Voltages in Photoelectric Circuits

[MrOriginal]

In the photoelectric effect, if you have a frequency above the threshold frequency, electrons are ejected with greater kinetic energy, but the voltage and current of a circuit using the photoelectric effect is the same. If electrons have a greater Ek, they would have a greater speed, and so if they begin traveling through the circuit’s wire with a greater speed, more electrons would be traveling through per second, so current would be higher, and so would voltage; V= IR. But, as above, this is not the case. Is this because all the additional kinetic energy is used up when the electrons enter the wire?

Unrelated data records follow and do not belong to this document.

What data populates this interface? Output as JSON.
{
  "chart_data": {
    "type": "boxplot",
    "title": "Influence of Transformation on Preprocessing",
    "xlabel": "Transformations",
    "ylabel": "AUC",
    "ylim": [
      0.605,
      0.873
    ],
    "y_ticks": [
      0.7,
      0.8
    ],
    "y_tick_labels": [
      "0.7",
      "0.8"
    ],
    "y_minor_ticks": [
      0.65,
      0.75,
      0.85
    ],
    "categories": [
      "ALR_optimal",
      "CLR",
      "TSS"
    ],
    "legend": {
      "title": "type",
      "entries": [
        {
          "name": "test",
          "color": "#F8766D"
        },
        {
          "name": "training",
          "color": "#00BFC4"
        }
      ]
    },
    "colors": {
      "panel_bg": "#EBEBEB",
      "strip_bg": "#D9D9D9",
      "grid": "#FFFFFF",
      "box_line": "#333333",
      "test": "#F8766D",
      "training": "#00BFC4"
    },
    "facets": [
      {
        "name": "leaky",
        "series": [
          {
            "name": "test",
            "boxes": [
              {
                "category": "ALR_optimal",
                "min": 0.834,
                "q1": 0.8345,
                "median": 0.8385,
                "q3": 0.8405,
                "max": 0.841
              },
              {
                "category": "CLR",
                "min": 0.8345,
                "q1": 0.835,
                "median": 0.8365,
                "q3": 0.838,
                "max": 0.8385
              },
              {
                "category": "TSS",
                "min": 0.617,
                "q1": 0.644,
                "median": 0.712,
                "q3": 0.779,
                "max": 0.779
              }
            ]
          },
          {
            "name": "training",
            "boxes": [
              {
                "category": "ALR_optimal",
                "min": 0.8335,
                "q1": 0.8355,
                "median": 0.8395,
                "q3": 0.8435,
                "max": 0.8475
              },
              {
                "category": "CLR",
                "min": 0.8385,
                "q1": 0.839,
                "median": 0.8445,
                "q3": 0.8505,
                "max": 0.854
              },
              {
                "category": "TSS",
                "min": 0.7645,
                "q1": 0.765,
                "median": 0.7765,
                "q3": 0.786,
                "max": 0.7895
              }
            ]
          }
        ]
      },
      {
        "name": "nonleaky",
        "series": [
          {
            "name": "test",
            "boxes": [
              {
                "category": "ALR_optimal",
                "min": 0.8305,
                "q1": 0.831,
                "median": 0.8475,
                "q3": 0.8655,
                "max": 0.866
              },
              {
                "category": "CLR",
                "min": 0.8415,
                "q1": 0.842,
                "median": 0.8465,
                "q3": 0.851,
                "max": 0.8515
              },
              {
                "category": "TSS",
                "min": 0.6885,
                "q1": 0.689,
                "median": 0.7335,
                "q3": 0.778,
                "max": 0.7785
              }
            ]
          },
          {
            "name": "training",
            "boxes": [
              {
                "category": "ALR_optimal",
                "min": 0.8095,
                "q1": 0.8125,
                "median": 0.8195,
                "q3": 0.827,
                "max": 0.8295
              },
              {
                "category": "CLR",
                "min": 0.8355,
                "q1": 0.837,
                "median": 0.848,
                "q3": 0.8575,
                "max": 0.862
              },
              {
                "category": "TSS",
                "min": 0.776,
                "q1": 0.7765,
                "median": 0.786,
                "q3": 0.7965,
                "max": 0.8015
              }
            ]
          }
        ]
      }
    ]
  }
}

Then again, if they did enter with more energy, the extent of the conversion of potential energy to kinetic through the wire would still be the same as with electrons of lower kinetic energy, so voltage should be the same. However this conflicts with the idea that the electrons travel faster, leading to a higher current and voltage.

I am quite confused. Please help :)

 

[kuruman]

I am quite confused.

You are.

... but the voltage and current of a circuit using the photoelectric effect is the same.

The same as what? What voltage are you talking about? The relevant voltage in the photoelectric effect is the stopping voltage $V_s$ that is required to stop the ejected photoelectrons to reach the anode. A higher frequency of incident photons means higher kinetic energy of ejected electrons which in turn means higher stopping voltage. The current is related to the number of photons per unit time incident on the photocathode; a higher number of incident photons means a higher number of ejected photoelectrons and, therefore, a higher current.

... so current would be higher, and so would voltage; V= IR.

A photocell does not obey Ohm's law. V = IR is inapplicable here. That's what cuases your confusion.